# [SOLVED] Device Display Object Function Discovery Provider



## ng2dude (Oct 29, 2011)

Hello...I am running Windows 7 64-Bit. Recently, I was accessing the Devices and Printers menu (from the Start Menu) and received the following error, which of course, stops me from seeing my printers:

_Device Display Object Function Discovery Provider has stopped working._

Does anyone know how to correct this? I tried the "find an online solution option" the error gave me, but that did not do anything.


----------



## Stephen Bowles (Jan 28, 2011)

*Re: Device Display Object Function Discovery Provider*

Strange...

Welcome ng2dude.

If this problem has only just started occurring, I suggest you run System Restore and restore to a point before this problem occurred.


----------



## ng2dude (Oct 29, 2011)

*Re: Device Display Object Function Discovery Provider*

Thank you. I just tried a system restore to the earliest point available, but the condition still exists.

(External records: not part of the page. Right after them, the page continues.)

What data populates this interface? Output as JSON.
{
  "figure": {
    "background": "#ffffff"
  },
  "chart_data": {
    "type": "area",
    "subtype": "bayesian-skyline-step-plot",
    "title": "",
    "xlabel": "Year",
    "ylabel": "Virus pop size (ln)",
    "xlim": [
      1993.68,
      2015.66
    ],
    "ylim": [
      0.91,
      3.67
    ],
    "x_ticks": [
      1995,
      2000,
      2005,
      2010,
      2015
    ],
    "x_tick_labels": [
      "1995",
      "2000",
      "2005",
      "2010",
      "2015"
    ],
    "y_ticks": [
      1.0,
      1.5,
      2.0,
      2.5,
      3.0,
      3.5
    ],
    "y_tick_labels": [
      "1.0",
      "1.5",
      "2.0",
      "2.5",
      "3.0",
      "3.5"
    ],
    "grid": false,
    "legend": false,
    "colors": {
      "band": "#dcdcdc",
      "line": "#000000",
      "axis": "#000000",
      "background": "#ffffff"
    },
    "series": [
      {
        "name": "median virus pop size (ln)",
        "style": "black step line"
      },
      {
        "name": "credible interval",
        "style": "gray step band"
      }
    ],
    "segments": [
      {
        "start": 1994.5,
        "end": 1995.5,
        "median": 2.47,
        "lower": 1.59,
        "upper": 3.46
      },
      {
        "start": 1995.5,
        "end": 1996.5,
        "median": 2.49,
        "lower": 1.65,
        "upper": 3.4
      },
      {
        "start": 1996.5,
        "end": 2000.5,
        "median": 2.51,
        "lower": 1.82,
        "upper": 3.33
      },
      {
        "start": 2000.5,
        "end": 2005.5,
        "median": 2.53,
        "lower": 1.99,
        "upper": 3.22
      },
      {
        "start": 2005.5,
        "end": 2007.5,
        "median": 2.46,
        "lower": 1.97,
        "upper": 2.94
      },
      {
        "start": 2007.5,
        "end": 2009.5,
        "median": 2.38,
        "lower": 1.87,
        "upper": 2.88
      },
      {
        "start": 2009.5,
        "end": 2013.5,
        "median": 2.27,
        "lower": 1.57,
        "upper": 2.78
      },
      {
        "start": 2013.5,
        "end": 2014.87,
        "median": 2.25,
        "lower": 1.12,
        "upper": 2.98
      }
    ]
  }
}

Please let me know if you have any other ideas.


----------



## Stephen Bowles (Jan 28, 2011)

*Re: Device Display Object Function Discovery Provider*

A few things to try:
> - Update all of your drivers (graphics card, audio, printer, everything).

> - Run System File Checker:
- Click on the Start button/globe.
- Type cmd.exe and run as administrator
- Then enter sfc /scannnow

After restarting your system, check to see if the error still occurs.

If it does, I suggest you restart your system into Safe Mode, then see if it occurs.


----------



## ng2dude (Oct 29, 2011)

*Re: Device Display Object Function Discovery Provider*

Thank You. The issue is fixed. I am just not sure what step fixed it between the driver updates or running the System File Checker. Thanks for the suggestion.


----------



## Stephen Bowles (Jan 28, 2011)

*Re: Device Display Object Function Discovery Provider*

I am very glad that your problem is solved!

Please could you set the forum as solved using the thread tools at the top of the page.

Thank you.


----------



## mstrbill (Oct 10, 2012)

*Re: Device Display Object Function Discovery Provider*

This problem only occurs with a specific user, when I logon I don't have the problem.


----------